12/2/2008 | 11:21:01 PM | D | Amber | It's late and I don't want to get into it too much right now. But i withdrew because I realised my pipe dreams and promises weren't possible. I am embarrassed, depressed at the state of both my finances and in other areas my life. I don't know how to talk, I've never had anyone to talk to. So what I do is just withdraw into myself. It's safe. I am sorry. | ||||
12/2/2008 | 11:21:26 PM | Amber | D | well i thought together they were possible | ||||
12/2/2008 | 11:21:29 PM | D | Amber | I understand it will fill your mind with endless scenarios but I don't know what to do about it yet. | ||||
12/2/2008 | 11:21:37 PM | Amber | D | i care about you | ||||
12/2/2008 | 11:21:44 PM | Amber | D | that is what i felt was important | ||||
12/2/2008 | 11:22:02 PM | Amber | D | i was hurt that you couldn't talk to me about what was happening for you | ||||
12/2/2008 | 11:22:26 PM | D | Amber | It is important. I like knowing you care and I know you do. | ||||
12/2/2008 | 11:22:49 PM | D | Amber | But until I know I can, without stuffing around 3 kids and you ...... I can't do it. | ||||
12/2/2008 | 11:23:01 PM | D | Amber | I don't know what to do about it. | ||||
12/2/2008 | 11:23:04 PM | Amber | D | ah daz | ||||
12/2/2008 | 11:23:09 PM | Amber | D | you give me no credit | ||||
12/2/2008 | 11:23:13 PM | Amber | D | and the dreams were yours | ||||
12/2/2008 | 11:23:23 PM | Amber | D | but not ours | ||||
12/2/2008 | 11:23:36 PM | Amber | D | we could have talked about OUR dreams | ||||
12/2/2008 | 11:24:01 PM | Amber | D | yes to the house and the car and whatever, but we could have adapted them to suit US better | ||||
12/2/2008 | 11:24:23 PM | Amber | D | you had it set in your head that it HAD to be a particular way | ||||
12/2/2008 | 11:24:37 PM | D | Amber | I need to get to bed. | ||||
12/2/2008 | 11:25:03 PM | Amber | D | yes | ||||
12/2/2008 | 11:25:06 PM | Amber | D | say hi to nat | ||||
12/2/2008 | 11:25:13 PM | Amber | D | that hurt really bad | ||||
12/2/2008 | 11:25:21 PM | Amber | D | only saw it yesterday | ||||
12/2/2008 | 11:26:16 PM | Amber | D | or sunday night, it was in the last couple of days | ||||
12/2/2008 | 11:26:26 PM | Amber | D | made me question everything you had ever said to me | ||||
12/2/2008 | 11:26:30 PM | Amber | D | and i didn't like that | ||||
12/2/2008 | 11:26:39 PM | Amber | D | i had trusted you implicitly |
Just to clarify - I went to look at his Myspace page, I think it was Sunday, and discovered that he had posted himself as being in a relationship with someone called Nat. I laughed initially (because it seemed completely left field and also something he would do if he wanted to hurt someone), but then started wondering if I hadn't just been used after all. It made me very very angry. And the conversation ended there because I think he went offline between 'only saw it yesterday' and 'or sunday night'.

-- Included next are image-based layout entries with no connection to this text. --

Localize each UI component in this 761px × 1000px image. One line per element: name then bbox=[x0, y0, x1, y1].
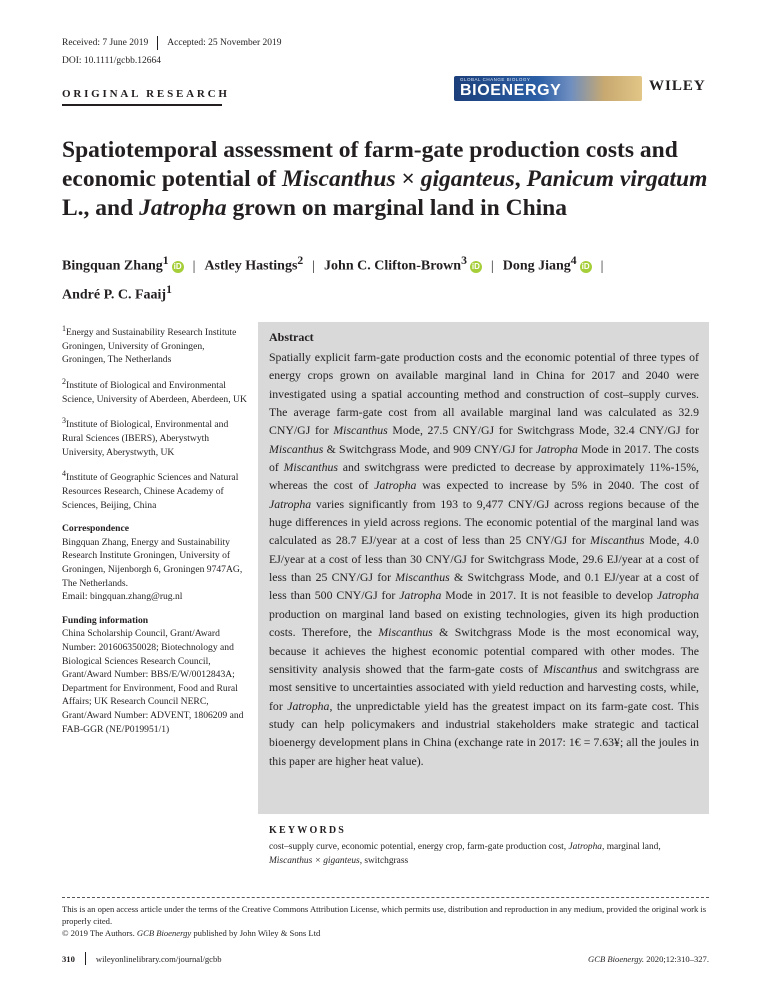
abstract-text-run: & Switchgrass Mode, and 909 CNY/GJ for bbox=[323, 441, 536, 456]
author-affil-ref: 1 bbox=[166, 282, 172, 296]
keywords-italic-term: Jatropha bbox=[568, 842, 602, 852]
abstract-heading: Abstract bbox=[269, 330, 314, 344]
abstract-italic-term: Jatropha bbox=[269, 496, 312, 511]
author-affil-ref: 2 bbox=[297, 254, 304, 267]
author-affil-ref: 3 bbox=[461, 254, 467, 267]
article-dates bbox=[62, 36, 282, 50]
journal-citation bbox=[588, 954, 709, 964]
affiliation bbox=[62, 375, 247, 406]
journal-logo bbox=[454, 76, 642, 101]
author-affil-ref: 4 bbox=[570, 254, 577, 267]
copyright-text: published by John Wiley & Sons Ltd bbox=[191, 928, 321, 938]
funding-text: China Scholarship Council, Grant/Award Number: 201606350028; Biotechnology and Biological Sciences Research Council, Grant/Award Number: BBS/E/W/0012843A; Department for Environment, Food and Rural Affairs; UK Research Council NERC, Grant/Award Number: ADVENT, 1806209 and FAB-GGR (NE/P019951/1) bbox=[62, 628, 244, 735]
keywords-text-run: cost–supply curve, economic potential, energy crop, farm-gate production cost, bbox=[269, 842, 569, 852]
abstract-italic-term: Miscanthus bbox=[333, 423, 388, 438]
orcid-icon[interactable]: iD bbox=[471, 261, 480, 271]
copyright-journal: GCB Bioenergy bbox=[136, 928, 192, 938]
abstract-italic-term: Jatropha bbox=[287, 698, 330, 713]
keywords-italic-term: Miscanthus × giganteus bbox=[269, 855, 360, 866]
abstract-text-run: and switchgrass were predicted to decrease by approximately 11%-15%, whereas the cost of bbox=[269, 460, 699, 493]
copyright-text: © 2019 The Authors. bbox=[62, 928, 137, 938]
abstract-text-run: varies significantly from 193 to 9,477 CNY/GJ across regions because of the huge differences in yield across regions. The economic potential of the marginal land was calculated as 28.7 EJ/year at a cost of less than 25 CNY/GJ for bbox=[269, 496, 699, 548]
page-footer bbox=[62, 952, 709, 965]
author-separator: | bbox=[192, 258, 196, 274]
title-line: economic potential of bbox=[62, 166, 282, 192]
abstract-body bbox=[269, 348, 699, 770]
title-species: Miscanthus bbox=[281, 166, 396, 192]
section-label: ORIGINAL RESEARCH bbox=[62, 88, 230, 100]
author-separator: | bbox=[312, 258, 316, 274]
journal-logo-small-text: GLOBAL CHANGE BIOLOGY bbox=[460, 77, 531, 82]
author-name[interactable]: Dong Jiang bbox=[502, 258, 571, 274]
affiliation bbox=[62, 467, 247, 512]
abstract-text-run: Mode, 27.5 CNY/GJ for Switchgrass Mode, 32.4 CNY/GJ for bbox=[387, 423, 699, 438]
page-number: 310 bbox=[62, 953, 75, 964]
author-list bbox=[62, 249, 722, 306]
keywords-text-run: , marginal land, bbox=[602, 842, 661, 852]
funding-heading: Funding information bbox=[62, 614, 149, 626]
license-notice: This is an open access article under the terms of the Creative Commons Attribution License, which permits use, distribution and reproduction in any medium, provided the original work is properly cited. bbox=[62, 904, 707, 927]
affiliation-text: Institute of Geographic Sciences and Natural Resources Research, Chinese Academy of Sciences, Beijing, China bbox=[62, 472, 239, 511]
title-line: , bbox=[514, 166, 527, 192]
title-species: Jatropha bbox=[139, 195, 227, 221]
abstract-italic-term: Miscanthus bbox=[395, 570, 450, 585]
abstract-text-run: Mode, 4.0 EJ/year at a cost of less than 30 CNY/GJ for Switchgrass Mode, 29.6 EJ/year at a cost of less than 25 CNY/GJ for bbox=[269, 533, 699, 585]
affiliation-text: Institute of Biological and Environmental Science, University of Aberdeen, Aberdeen, UK bbox=[62, 380, 247, 405]
citation-volume: 2020;12:310–327. bbox=[644, 953, 709, 964]
author-name[interactable]: André P. C. Faaij bbox=[62, 287, 167, 303]
abstract-italic-term: Jatropha bbox=[374, 478, 417, 493]
abstract-text-run: Spatially explicit farm-gate production costs and the economic potential of three types of energy crops grown on available marginal land in China for 2017 and 2040 were investigated using a spatial accounting method and construction of cost–supply curves. The average farm-gate cost from all available marginal land was calculated as 32.9 CNY/GJ for bbox=[269, 350, 699, 438]
footnote-rule bbox=[62, 897, 709, 898]
title-line: × bbox=[395, 166, 421, 192]
abstract-italic-term: Miscanthus bbox=[283, 460, 338, 475]
affiliation bbox=[62, 414, 247, 459]
title-line: Spatiotemporal assessment of farm-gate production costs and bbox=[62, 137, 678, 163]
divider bbox=[157, 36, 158, 50]
abstract-text-run: , the unpredictable yield has the greatest impact on its farm-gate cost. This study can help policymakers and industrial stakeholders make strategic and tactical bioenergy development plans in China (exchange rate in 2017: 1€ = 7.63¥; all the joules in this paper are higher heat value). bbox=[269, 698, 699, 768]
abstract-text-run: Mode in 2017. The costs of bbox=[269, 441, 699, 475]
title-species: giganteus bbox=[420, 166, 515, 192]
orcid-icon[interactable]: iD bbox=[581, 261, 590, 271]
abstract-text-run: and switchgrass are most sensitive to uncertainties associated with yield reduction and harvesting costs, while, for bbox=[269, 661, 699, 713]
author-name[interactable]: Bingquan Zhang bbox=[62, 258, 163, 274]
abstract-italic-term: Miscanthus bbox=[543, 661, 598, 676]
abstract-text-run: & Switchgrass Mode is the most economical way, because it achieves the highest economic potential compared with other modes. The sensitivity analysis showed that the farm-gate costs of bbox=[269, 625, 699, 676]
publisher-logo: WILEY bbox=[649, 78, 706, 94]
accepted-date: Accepted: 25 November 2019 bbox=[167, 38, 282, 48]
abstract-italic-term: Jatropha bbox=[656, 588, 699, 603]
keywords-text-run: , switchgrass bbox=[359, 855, 409, 866]
abstract-italic-term: Jatropha bbox=[535, 441, 578, 456]
author-affil-ref: 1 bbox=[162, 254, 169, 267]
affiliation bbox=[62, 322, 247, 367]
title-line: L., and bbox=[62, 195, 140, 221]
abstract-text-run: Mode in 2017. It is not feasible to develop bbox=[441, 588, 657, 603]
journal-logo-text: BIOENERGY bbox=[460, 82, 562, 99]
abstract-text-run: was expected to increase by 5% in 2040. The cost of bbox=[416, 478, 699, 493]
abstract-text-run: production on marginal land based on existing technologies, given its high production costs. Therefore, the bbox=[269, 606, 699, 640]
title-species: Panicum virgatum bbox=[526, 166, 708, 192]
author-separator: | bbox=[600, 258, 604, 274]
abstract-text-run: & Switchgrass Mode, and 0.1 EJ/year at a cost of less than 500 CNY/GJ for bbox=[269, 570, 699, 603]
author-name[interactable]: John C. Clifton-Brown bbox=[324, 258, 462, 274]
abstract-italic-term: Miscanthus bbox=[590, 533, 645, 548]
journal-url[interactable]: wileyonlinelibrary.com/journal/gcbb bbox=[95, 953, 222, 964]
abstract-italic-term: Miscanthus bbox=[269, 441, 324, 456]
copyright-notice bbox=[62, 928, 320, 938]
citation-journal: GCB Bioenergy. bbox=[588, 953, 645, 964]
title-line: grown on marginal land in China bbox=[226, 195, 567, 221]
author-separator: | bbox=[490, 258, 494, 274]
divider bbox=[85, 952, 86, 965]
affiliation-text: Energy and Sustainability Research Institute Groningen, University of Groningen, Groningen, The Netherlands bbox=[62, 327, 237, 366]
affiliation-number: 4 bbox=[62, 469, 66, 479]
affiliation-number: 2 bbox=[62, 376, 66, 386]
keywords-heading: KEYWORDS bbox=[269, 825, 347, 836]
abstract-italic-term: Miscanthus bbox=[378, 625, 433, 640]
affiliation-number: 1 bbox=[62, 324, 66, 333]
section-rule bbox=[62, 104, 222, 106]
correspondence-text: Bingquan Zhang, Energy and Sustainability Research Institute Groningen, University of Groningen, Nijenborgh 6, Groningen 9747AG, The Netherlands. bbox=[62, 536, 243, 589]
article-title bbox=[62, 136, 712, 223]
abstract-italic-term: Jatropha bbox=[399, 588, 442, 603]
doi[interactable]: DOI: 10.1111/gcbb.12664 bbox=[62, 56, 161, 66]
received-date: Received: 7 June 2019 bbox=[62, 38, 149, 48]
correspondence-email[interactable]: Email: bingquan.zhang@rug.nl bbox=[62, 591, 183, 603]
sidebar bbox=[62, 322, 247, 736]
affiliation-number: 3 bbox=[62, 416, 66, 426]
orcid-icon[interactable]: iD bbox=[173, 261, 182, 271]
author-name[interactable]: Astley Hastings bbox=[204, 258, 298, 274]
correspondence-heading: Correspondence bbox=[62, 523, 129, 535]
keywords-list bbox=[269, 841, 699, 868]
affiliation-text: Institute of Biological, Environmental and Rural Sciences (IBERS), Aberystwyth University, Aberystwyth, UK bbox=[62, 419, 229, 458]
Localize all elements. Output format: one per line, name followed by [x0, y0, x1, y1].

So I am looking forward to seeing what happens next. I am angry at how I have been treated.
Saw the doc today and had my mental health assessed. I am not a fruit loop, lol. But I am depressed, and a reactive depressed like I thought. Seeing the counsellor in two weeks, the doc in three. Doc wants to do blood tests as well to rule out any other stuff. Happy with todays outcome.